Software Tuning, Performance Optimization & Platform Monitoring
Discussion regarding monitoring and software tuning methodologies, Performance Monitoring Unit (PMU) of Intel microprocessors, and platform updating.

How to debug ProcHot?

Adrian_C_
Beginner
6,200 Views

Not sure if this is the right forum.  We have a Xeon server platform that is encountering a ProcHot after running IO meter tests.  We can configure our BMC sensors to collect the temp. readings.  What other tools are available for debug?

0 Kudos
1 Solution
McCalpinJohn
Honored Contributor III
6,200 Views

Not sure what you mean by "debug" in this case.... 

The first thing to do is determine whether this is an "internal" or "external" PROCHOT.  

  • Section 14.8 of Volume 3 of the Intel Architectures SW Developer's Manual discusses the IA32_PACKAGE_THERM_STATUS register (MSR 0x1b1).  Bits 0-1 tell you about the internal temperature sensors, and bits 2-3 tell you about the external PROCHOT signal.
  • Due to the power-throttling in recent processors, I typically monitor IA32_PACKAGE_THERM_STATUS (MSR 0x1b1) and sometimes monitor the core-specific values in each core's IA32_THERM_STATUS register (MSR 0x19C).
    • Starting with the Haswell processors, additional information is available in the MSR_CORE_PERF_LIMIT_REASONS register (MSR 0x690).
    • While many of the bits in these MSRs clearly work as described, I am not able to test all of them, and some of the bits give suspicious results.

If the digital temperature sensors in the IA32_PACKAGE_THERM_STATUS register show that you are actually reaching the PROCHOT temperature, then the obvious checks are:

  • Check the airflow path for obstructions.
  • Monitor the fans to make sure they are spinning up properly.
  • Check the heat-sink installation to make sure they were installed properly & with proper thermal paste.

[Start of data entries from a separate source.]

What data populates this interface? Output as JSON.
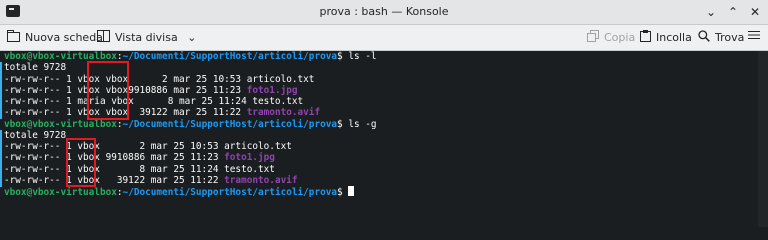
{
  "window": {
    "title": "prova : bash — Konsole"
  },
  "toolbar": {
    "new_tab": "Nuova scheda",
    "split_view": "Vista divisa",
    "copy": "Copia",
    "paste": "Incolla",
    "find": "Trova"
  },
  "terminal": {
    "prompt_user": "vbox@vbox-virtualbox",
    "prompt_path": "~/Documenti/SupportHost/articoli/prova",
    "cmd1": "ls -l",
    "cmd2": "ls -g",
    "total1": "totale 9728",
    "total2": "totale 9728",
    "listing1": [
      {
        "pre": "-rw-rw-r-- 1 vbox ",
        "group": "vbox",
        "post": "      2 mar 25 10:53 ",
        "name": "articolo.txt",
        "colored": false
      },
      {
        "pre": "-rw-rw-r-- 1 vbox ",
        "group": "vbox",
        "post": "9910886 mar 25 11:23 ",
        "name": "foto1.jpg",
        "colored": true
      },
      {
        "pre": "-rw-rw-r-- 1 maria ",
        "group": "vbox",
        "post": "      8 mar 25 11:24 ",
        "name": "testo.txt",
        "colored": false
      },
      {
        "pre": "-rw-rw-r-- 1 vbox ",
        "group": "vbox",
        "post": "  39122 mar 25 11:22 ",
        "name": "tramonto.avif",
        "colored": true
      }
    ],
    "listing2": [
      {
        "pre": "-rw-rw-r-- 1 ",
        "group": "vbox",
        "post": "       2 mar 25 10:53 ",
        "name": "articolo.txt",
        "colored": false
      },
      {
        "pre": "-rw-rw-r-- 1 ",
        "group": "vbox",
        "post": " 9910886 mar 25 11:23 ",
        "name": "foto1.jpg",
        "colored": true
      },
      {
        "pre": "-rw-rw-r-- 1 ",
        "group": "vbox",
        "post": "       8 mar 25 11:24 ",
        "name": "testo.txt",
        "colored": false
      },
      {
        "pre": "-rw-rw-r-- 1 ",
        "group": "vbox",
        "post": "   39122 mar 25 11:22 ",
        "name": "tramonto.avif",
        "colored": true
      }
    ]
  },
  "colors": {
    "user": "#27ae60",
    "path": "#1d99f3",
    "file_media": "#8e44ad",
    "highlight": "#e01b24"
  }
}
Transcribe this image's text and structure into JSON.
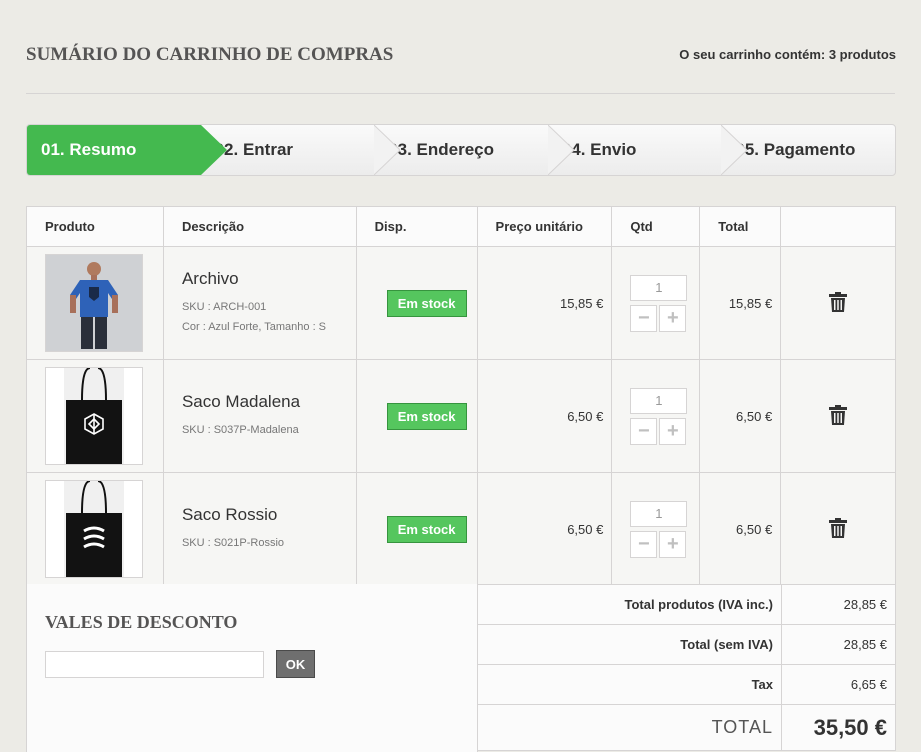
{
  "header": {
    "title": "SUMÁRIO DO CARRINHO DE COMPRAS",
    "cart_count": "O seu carrinho contém: 3 produtos"
  },
  "steps": [
    {
      "label": "01. Resumo",
      "active": true
    },
    {
      "label": "02. Entrar",
      "active": false
    },
    {
      "label": "03. Endereço",
      "active": false
    },
    {
      "label": "04. Envio",
      "active": false
    },
    {
      "label": "05. Pagamento",
      "active": false
    }
  ],
  "table": {
    "headers": [
      "Produto",
      "Descrição",
      "Disp.",
      "Preço unitário",
      "Qtd",
      "Total",
      ""
    ],
    "rows": [
      {
        "name": "Archivo",
        "sku": "SKU : ARCH-001",
        "attributes": "Cor : Azul Forte, Tamanho : S",
        "availability": "Em stock",
        "unit_price": "15,85 €",
        "qty": "1",
        "total": "15,85 €",
        "image": "tshirt-photo"
      },
      {
        "name": "Saco Madalena",
        "sku": "SKU : S037P-Madalena",
        "attributes": "",
        "availability": "Em stock",
        "unit_price": "6,50 €",
        "qty": "1",
        "total": "6,50 €",
        "image": "tote-bag-photo"
      },
      {
        "name": "Saco Rossio",
        "sku": "SKU : S021P-Rossio",
        "attributes": "",
        "availability": "Em stock",
        "unit_price": "6,50 €",
        "qty": "1",
        "total": "6,50 €",
        "image": "tote-bag-photo"
      }
    ],
    "qty_minus": "−",
    "qty_plus": "+"
  },
  "voucher": {
    "title": "VALES DE DESCONTO",
    "input_value": "",
    "ok_label": "OK"
  },
  "summary": {
    "total_products_label": "Total produtos (IVA inc.)",
    "total_products_value": "28,85 €",
    "total_no_vat_label": "Total (sem IVA)",
    "total_no_vat_value": "28,85 €",
    "tax_label": "Tax",
    "tax_value": "6,65 €",
    "total_label": "TOTAL",
    "total_value": "35,50 €"
  },
  "colors": {
    "active_step": "#44b94f",
    "stock_badge": "#55c65e",
    "background": "#ecebe6"
  }
}
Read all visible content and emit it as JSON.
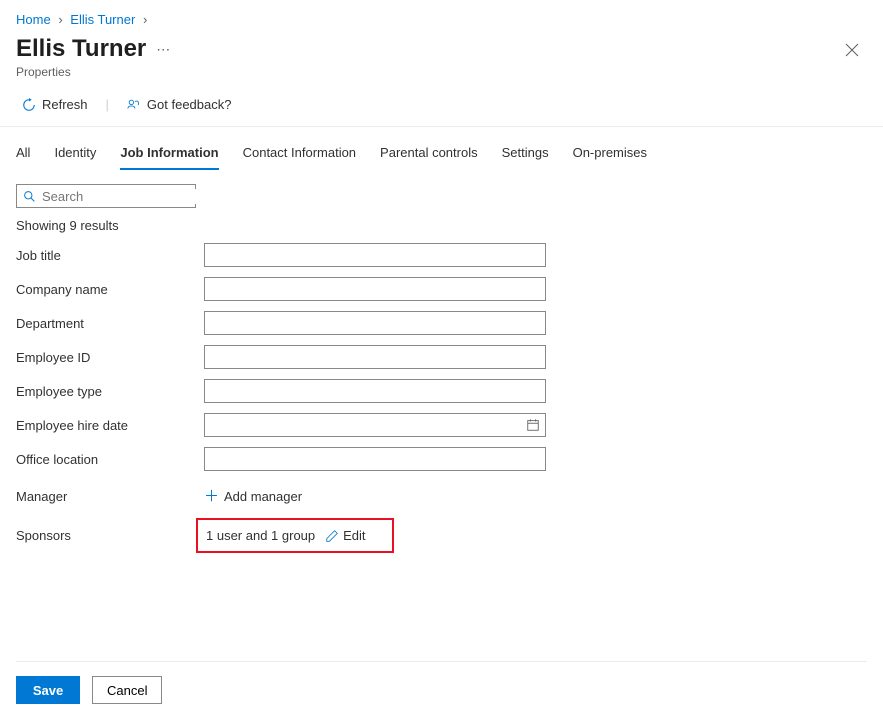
{
  "breadcrumb": {
    "home": "Home",
    "user": "Ellis Turner"
  },
  "header": {
    "title": "Ellis Turner",
    "subtitle": "Properties"
  },
  "toolbar": {
    "refresh_label": "Refresh",
    "feedback_label": "Got feedback?"
  },
  "tabs": {
    "all": "All",
    "identity": "Identity",
    "job": "Job Information",
    "contact": "Contact Information",
    "parental": "Parental controls",
    "settings": "Settings",
    "onprem": "On-premises"
  },
  "search": {
    "placeholder": "Search",
    "value": "",
    "results_text": "Showing 9 results"
  },
  "fields": {
    "job_title": {
      "label": "Job title",
      "value": ""
    },
    "company_name": {
      "label": "Company name",
      "value": ""
    },
    "department": {
      "label": "Department",
      "value": ""
    },
    "employee_id": {
      "label": "Employee ID",
      "value": ""
    },
    "employee_type": {
      "label": "Employee type",
      "value": ""
    },
    "hire_date": {
      "label": "Employee hire date",
      "value": ""
    },
    "office_location": {
      "label": "Office location",
      "value": ""
    },
    "manager": {
      "label": "Manager",
      "action": "Add manager"
    },
    "sponsors": {
      "label": "Sponsors",
      "value": "1 user and 1 group",
      "edit": "Edit"
    }
  },
  "footer": {
    "save": "Save",
    "cancel": "Cancel"
  }
}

I had one system with a bad thermal solution that hit PROCHOT under fairly light loads.  I verified that the airflow path was OK, but did not get around to checking the fans or heat-sink installation -- I was having too much fun studying the behavior of the processor while it was throttled!  (This was one of several pre-production loaner systems from a vendor, so it was not critical to have it fully operational.)

We have also seen cases where the external PROCHOT signal was applied even when the processor reported temperatures well below PROCHOT.  These were tracked down to bugs in the software on the system management controllers and were eventually fixed.  The good news is that these were temporary glitches, and when the external PROCHOT signal was dropped, the processors returned to normal behavior.

In the Xeon E5 processors, it is possible that additional information can be obtained from the performance counters in the Power Control Unit of the Uncore.  These are described in the Uncore Performance Monitoring manuals for various processor generations (v1, v2, v3, v4).  (I have not tried this myself -- most of our systems are kept very cool, so we see power-throttling frequently, but not thermal throttling.)

View solution in original post

0 Kudos
6 Replies
McCalpinJohn
Honored Contributor III
6,201 Views

Not sure what you mean by "debug" in this case.... 

The first thing to do is determine whether this is an "internal" or "external" PROCHOT.  

  • Section 14.8 of Volume 3 of the Intel Architectures SW Developer's Manual discusses the IA32_PACKAGE_THERM_STATUS register (MSR 0x1b1).  Bits 0-1 tell you about the internal temperature sensors, and bits 2-3 tell you about the external PROCHOT signal.
  • Due to the power-throttling in recent processors, I typically monitor IA32_PACKAGE_THERM_STATUS (MSR 0x1b1) and sometimes monitor the core-specific values in each core's IA32_THERM_STATUS register (MSR 0x19C).
    • Starting with the Haswell processors, additional information is available in the MSR_CORE_PERF_LIMIT_REASONS register (MSR 0x690).
    • While many of the bits in these MSRs clearly work as described, I am not able to test all of them, and some of the bits give suspicious results.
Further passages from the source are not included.